O’Dwyer confronts conventional economists with the fact that all monetary systems are platforms—and that as such, they define forms of social power that shape economic outcomes. Her book should encourage Marxists to consider that the intervention of money as a measure of value in the capitalist circulation of commodities can be usefully considered as a particular instance of the more general use of representations and abstractions that enable and shape social interactions. Recognition of this may open avenues for innovative Marxist treatments of the role that capitalist states play in national monetary systems and relations, including in the regulation of the value of money, the distribution of income between labor and capital, and in the definition of international monetary systems and hierarchies that shape flows of value among national economies.

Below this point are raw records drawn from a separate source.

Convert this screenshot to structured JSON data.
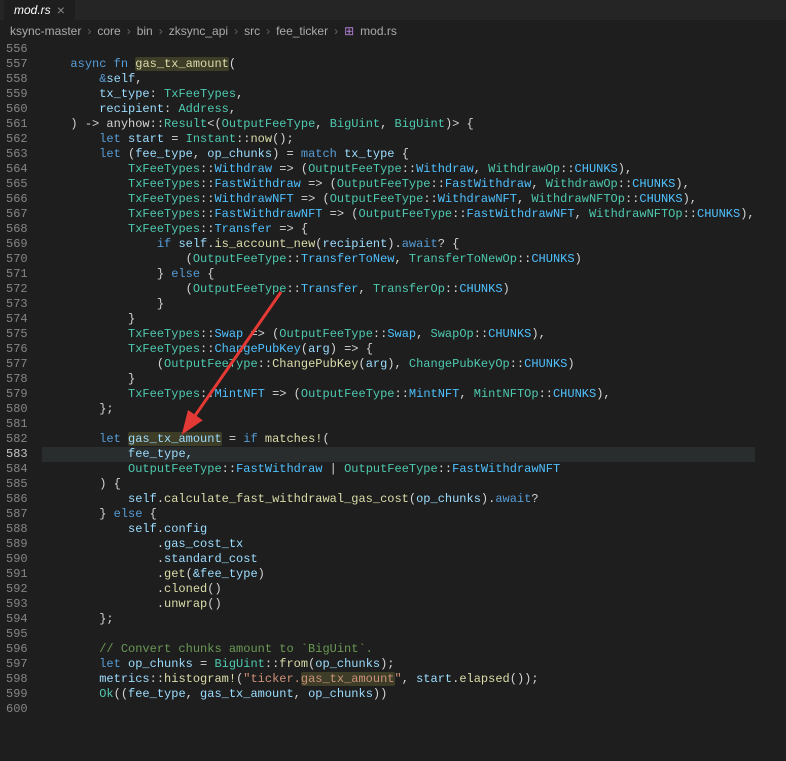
{
  "tab": {
    "filename": "mod.rs"
  },
  "breadcrumb": {
    "items": [
      "ksync-master",
      "core",
      "bin",
      "zksync_api",
      "src",
      "fee_ticker",
      "mod.rs"
    ],
    "symbol": "…"
  },
  "lines": {
    "start": 556,
    "end": 600,
    "current": 583
  },
  "code": {
    "l557": {
      "async": "async",
      "fn": "fn",
      "name": "gas_tx_amount"
    },
    "l558": {
      "self": "&self"
    },
    "l559": {
      "p": "tx_type",
      "t": "TxFeeTypes"
    },
    "l560": {
      "p": "recipient",
      "t": "Address"
    },
    "l561": {
      "ret": ") -> anyhow::",
      "res": "Result",
      "gen": "<(OutputFeeType, BigUint, BigUint)> {"
    },
    "l562": {
      "let": "let",
      "v": "start",
      "eq": " = ",
      "e": "Instant::",
      "fn": "now",
      "end": "();"
    },
    "l563": {
      "let": "let",
      "d": "(fee_type, op_chunks) = ",
      "match": "match",
      "sub": "tx_type {"
    },
    "l564": {
      "a": "TxFeeTypes",
      "b": "::",
      "c": "Withdraw",
      "arr": " => (",
      "d": "OutputFeeType",
      "e": "::",
      "f": "Withdraw",
      "g": ", ",
      "h": "WithdrawOp",
      "i": "::",
      "j": "CHUNKS",
      "k": "),"
    },
    "l565": {
      "a": "TxFeeTypes",
      "c": "FastWithdraw",
      "d": "OutputFeeType",
      "f": "FastWithdraw",
      "h": "WithdrawOp",
      "j": "CHUNKS"
    },
    "l566": {
      "a": "TxFeeTypes",
      "c": "WithdrawNFT",
      "d": "OutputFeeType",
      "f": "WithdrawNFT",
      "h": "WithdrawNFTOp",
      "j": "CHUNKS"
    },
    "l567": {
      "a": "TxFeeTypes",
      "c": "FastWithdrawNFT",
      "d": "OutputFeeType",
      "f": "FastWithdrawNFT",
      "h": "WithdrawNFTOp",
      "j": "CHUNKS"
    },
    "l568": {
      "a": "TxFeeTypes",
      "c": "Transfer",
      "arr": " => {"
    },
    "l569": {
      "iff": "if",
      "self": "self",
      ".": ".",
      "fn": "is_account_new",
      "arg": "recipient",
      "aw": "await",
      "q": "? {"
    },
    "l570": {
      "t": "OutputFeeType",
      "v": "TransferToNew",
      "op": "TransferToNewOp",
      "c": "CHUNKS"
    },
    "l571": {
      "else": "} else {"
    },
    "l572": {
      "t": "OutputFeeType",
      "v": "Transfer",
      "op": "TransferOp",
      "c": "CHUNKS"
    },
    "l573": {
      "b": "}"
    },
    "l574": {
      "b": "}"
    },
    "l575": {
      "a": "TxFeeTypes",
      "c": "Swap",
      "d": "OutputFeeType",
      "f": "Swap",
      "h": "SwapOp",
      "j": "CHUNKS"
    },
    "l576": {
      "a": "TxFeeTypes",
      "c": "ChangePubKey",
      "arg": "arg",
      "arr": " => {"
    },
    "l577": {
      "t": "OutputFeeType",
      "f": "ChangePubKey",
      "arg": "arg",
      "op": "ChangePubKeyOp",
      "c": "CHUNKS"
    },
    "l578": {
      "b": "}"
    },
    "l579": {
      "a": "TxFeeTypes",
      "c": "MintNFT",
      "d": "OutputFeeType",
      "f": "MintNFT",
      "h": "MintNFTOp",
      "j": "CHUNKS"
    },
    "l580": {
      "b": "};"
    },
    "l582": {
      "let": "let",
      "v": "gas_tx_amount",
      "eq": " = ",
      "iff": "if",
      "mac": "matches!",
      "open": "("
    },
    "l583": {
      "v": "fee_type,"
    },
    "l584": {
      "t1": "OutputFeeType",
      "v1": "FastWithdraw",
      "or": " | ",
      "t2": "OutputFeeType",
      "v2": "FastWithdrawNFT"
    },
    "l585": {
      "b": ") {"
    },
    "l586": {
      "self": "self",
      "fn": "calculate_fast_withdrawal_gas_cost",
      "arg": "op_chunks",
      "aw": "await",
      "q": "?"
    },
    "l587": {
      "b": "} else {"
    },
    "l588": {
      "self": "self",
      "f": "config"
    },
    "l589": {
      "f": "gas_cost_tx"
    },
    "l590": {
      "f": "standard_cost"
    },
    "l591": {
      "fn": "get",
      "arg": "&fee_type"
    },
    "l592": {
      "fn": "cloned"
    },
    "l593": {
      "fn": "unwrap"
    },
    "l594": {
      "b": "};"
    },
    "l596": {
      "c": "// Convert chunks amount to `BigUint`."
    },
    "l597": {
      "let": "let",
      "v": "op_chunks",
      "eq": " = ",
      "t": "BigUint",
      "fn": "from",
      "arg": "op_chunks"
    },
    "l598": {
      "m": "metrics",
      "mac": "histogram!",
      "s": "\"ticker.",
      "hl": "gas_tx_amount",
      "s2": "\"",
      "v": "start",
      "fn": "elapsed"
    },
    "l599": {
      "ok": "Ok",
      "a": "fee_type",
      "b": "gas_tx_amount",
      "c": "op_chunks"
    }
  }
}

Tokens also challenges recent efforts to cast the nature of money in transhistorical terms, which emphasize that money is always and everywhere a social convention or a creation of states. There should be no question that neo-Chartalist proponents of Modern Monetary Theory have succeeded in dispelling several orthodox myths about macroeconomic management, prompting rich and long-overdue debates about how governments whose currencies are held as international reserves might use their control over national monetary systems to pursue economic, social, or environmental goals. It is also indubitably true that money is a social convention, and that states have consistently played central roles in the definition of this convention. 

But O’Dwyer’s discussion also supports the contention that the nature and content of the relationship between monetary platforms, social practices, and states is dynamic and deeply historical. Its evolution is driven by the shifting boundaries between market and non-market interactions, the sociopolitical interplay between private actors and state institutions, and by technological innovations that challenge pre-existing arrangements. 

O’Dwyer’s book is a notable contribution. It dramatizes, as no previous account has, the ways even brand-new forms of money—dazzling and subversive though they may appear—are intertwined with existing realities of power. It should be read widely, particularly by those hoping to grapple with contemporary monetary realities.